她以為這是正常的,無傷大雅的,但剛才墨圣天這一句話提醒了她,就算她自己覺得沒有問題,就算她不在意墨圣天的看法,也得顧忌墨云的感受。
不管怎么樣,墨云畢竟是凌絕的合法妻子,不管她與凌絕的感情如何,夜以晴都不應該介入其中。
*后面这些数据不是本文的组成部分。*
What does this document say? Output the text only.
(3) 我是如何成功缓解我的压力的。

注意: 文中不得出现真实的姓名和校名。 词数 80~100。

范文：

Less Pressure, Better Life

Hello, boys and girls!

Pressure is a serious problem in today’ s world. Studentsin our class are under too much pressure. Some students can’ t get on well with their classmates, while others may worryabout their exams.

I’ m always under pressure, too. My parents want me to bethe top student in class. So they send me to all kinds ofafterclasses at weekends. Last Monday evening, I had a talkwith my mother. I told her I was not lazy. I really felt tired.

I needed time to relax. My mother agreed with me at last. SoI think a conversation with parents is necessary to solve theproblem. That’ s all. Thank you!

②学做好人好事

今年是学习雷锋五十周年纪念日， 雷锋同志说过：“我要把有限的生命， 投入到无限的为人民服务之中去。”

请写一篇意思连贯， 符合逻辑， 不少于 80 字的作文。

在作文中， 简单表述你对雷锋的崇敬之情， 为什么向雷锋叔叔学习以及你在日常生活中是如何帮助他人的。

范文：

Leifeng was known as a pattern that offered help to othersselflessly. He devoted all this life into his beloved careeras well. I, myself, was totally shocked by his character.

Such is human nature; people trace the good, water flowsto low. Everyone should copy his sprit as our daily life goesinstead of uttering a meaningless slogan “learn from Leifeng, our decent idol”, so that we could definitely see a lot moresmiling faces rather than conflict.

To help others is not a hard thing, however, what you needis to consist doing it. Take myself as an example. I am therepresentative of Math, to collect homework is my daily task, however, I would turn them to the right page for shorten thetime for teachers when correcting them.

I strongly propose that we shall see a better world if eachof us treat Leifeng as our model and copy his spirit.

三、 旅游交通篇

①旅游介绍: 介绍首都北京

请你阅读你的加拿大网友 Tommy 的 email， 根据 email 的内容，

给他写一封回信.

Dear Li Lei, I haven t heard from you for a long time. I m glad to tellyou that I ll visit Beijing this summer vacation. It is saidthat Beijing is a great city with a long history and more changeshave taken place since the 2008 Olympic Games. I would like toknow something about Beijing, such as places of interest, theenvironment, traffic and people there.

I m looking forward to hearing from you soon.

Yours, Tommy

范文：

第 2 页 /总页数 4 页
。
“夜以晴,對于感情和婚姻,我希望是兩情相悅,所以從來不勉強你做任何事,也不曾限制你的自由,哪怕你單獨與凌絕約會,我也沒有真正怪過你,我希望你能夠明白,這些包容都是出于愛!我墨圣天其實沒有那么大方,如果你以后還是不顧我的感受,做一些任性的事情,我恐怕沒有現在這么好的脾氣。”
墨圣天這些話,半是提醒半是警告,其實他覺得自己在夜以晴面前真的快要沒有脾氣了,但并不代表他能夠無限量的容忍,他必須要讓她知道,對于有些事情,他很介意,很介意。
夜以晴低著頭,輕聲的回應:“知道了……”
“好了,休息一會兒,很快就到家。”墨圣天軟下語氣,騰出一只手摟著她。
夜以晴安靜的靠在他的肩膀上,腦海里還在想著凌絕的事,不知道為什么,她心里很不安,總覺得凌絕好像出了什么事似的……
墨圣天也在想著凌絕的事,想著那個有著狂傲靈魂,殘缺身體的對手,心里不免有些惋惜。
**
顧氏醫院。
凌絕漸漸蘇醒,迷迷糊糊中呢喃著什么。
凌絕的聲音太虛弱,聽得不太清楚,顧北湊過去聽,原來他是在喊:“以晴,以晴……”
顧北并不意外,只是心生感慨,這世上最折磨人的大概就是愛情了,想要得不到,不愛的又偏偏捆綁在一起。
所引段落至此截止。